In 1925 Oklahoma A&M College was a fledgling in the world of universities and statistics was newborn among academic disciplines. Although the word statistics appeared for the first in the Encyclopedia Britannica in 1797 (See Boorstin[1]), statistics as an academic discipline had not advanced very far by 1900. True, Karl Pearson had lectured on statistics at Gresham College, London from 1890 to 1893 and at University College, London from 1894 to 1896. Pearson had established the Biometrics laboratory in 1895 and with Francis Galton had established the journal Biometrika in 1901.

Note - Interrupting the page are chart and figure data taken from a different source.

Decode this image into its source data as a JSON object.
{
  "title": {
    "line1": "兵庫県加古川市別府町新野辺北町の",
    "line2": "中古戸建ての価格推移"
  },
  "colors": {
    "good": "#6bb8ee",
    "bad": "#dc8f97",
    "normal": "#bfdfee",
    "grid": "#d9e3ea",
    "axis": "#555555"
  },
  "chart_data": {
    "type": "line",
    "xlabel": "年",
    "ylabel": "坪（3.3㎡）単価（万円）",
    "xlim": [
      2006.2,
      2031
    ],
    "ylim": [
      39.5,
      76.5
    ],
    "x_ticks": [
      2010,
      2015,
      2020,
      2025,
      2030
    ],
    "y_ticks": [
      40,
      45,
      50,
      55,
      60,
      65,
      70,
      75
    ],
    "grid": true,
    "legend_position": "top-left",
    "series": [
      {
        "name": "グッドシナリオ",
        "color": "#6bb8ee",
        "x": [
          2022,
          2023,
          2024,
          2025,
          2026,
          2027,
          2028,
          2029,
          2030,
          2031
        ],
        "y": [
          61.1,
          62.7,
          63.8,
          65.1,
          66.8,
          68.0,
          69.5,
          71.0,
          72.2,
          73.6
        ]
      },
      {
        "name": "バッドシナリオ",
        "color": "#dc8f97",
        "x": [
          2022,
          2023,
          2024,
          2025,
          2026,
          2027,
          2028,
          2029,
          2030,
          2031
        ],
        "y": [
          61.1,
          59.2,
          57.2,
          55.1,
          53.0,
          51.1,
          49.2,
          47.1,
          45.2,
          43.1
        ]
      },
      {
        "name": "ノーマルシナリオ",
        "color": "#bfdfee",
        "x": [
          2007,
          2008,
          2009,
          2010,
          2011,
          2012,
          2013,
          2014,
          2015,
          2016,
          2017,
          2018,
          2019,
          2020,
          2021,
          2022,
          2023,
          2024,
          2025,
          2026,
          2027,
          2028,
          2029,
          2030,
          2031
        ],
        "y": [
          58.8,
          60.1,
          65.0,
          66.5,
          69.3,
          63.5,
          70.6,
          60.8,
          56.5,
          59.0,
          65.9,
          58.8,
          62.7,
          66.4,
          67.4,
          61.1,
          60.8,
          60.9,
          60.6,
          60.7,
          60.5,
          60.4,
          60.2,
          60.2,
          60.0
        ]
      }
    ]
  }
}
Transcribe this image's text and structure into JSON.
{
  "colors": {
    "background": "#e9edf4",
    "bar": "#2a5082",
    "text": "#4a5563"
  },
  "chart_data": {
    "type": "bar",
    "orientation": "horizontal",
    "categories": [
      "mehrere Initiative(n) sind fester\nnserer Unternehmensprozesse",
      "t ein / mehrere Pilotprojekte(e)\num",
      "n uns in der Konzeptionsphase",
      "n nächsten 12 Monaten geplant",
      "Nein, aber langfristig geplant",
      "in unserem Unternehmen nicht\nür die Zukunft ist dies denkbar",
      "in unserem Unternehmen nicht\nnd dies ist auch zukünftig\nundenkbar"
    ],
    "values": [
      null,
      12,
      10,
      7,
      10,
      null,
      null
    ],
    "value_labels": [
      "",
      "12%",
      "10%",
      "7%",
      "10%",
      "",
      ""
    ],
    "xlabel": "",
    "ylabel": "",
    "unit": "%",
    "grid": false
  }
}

Upon the death of Francis Galton in 1911, Pearson accepted the Galton Chair of Eugenics at the bequest of Galton. In the same year he established a new department, the Department of Applied Statistics at University College. During the war years of World War I there was a suspension of progress in Pearson’s department but with the end of the war he set about trying to make mathematics useful to researchers on campus. This led him to the teaching of statistics and the first statistics course in the Mathematics Department was offered in 1914-1915.


In the early 1920’s Snedecor began a collaboration with Henry A. Wallace, editor of Wallace’s Farmer in Des Moines, Iowa. In the spring of 1924 Snedecor and Wallace organized a Saturday afternoon seminar for faculty members to study statistical methods. From these Saturday afternoon seminars came the publication in 1925 of Correlation and Machine Calculation by Wallace and Snedecor.


The year 1925 was a landmark year in statistics. In that year Pearson, 68 years of age, founded the Annals of Eugenics (now known as the Annals of Human Genetics). In the same year Fisher published a book of monumental importance, The Design of Experiments.  The following year the first course in statistics was offered at Oklahoma State University.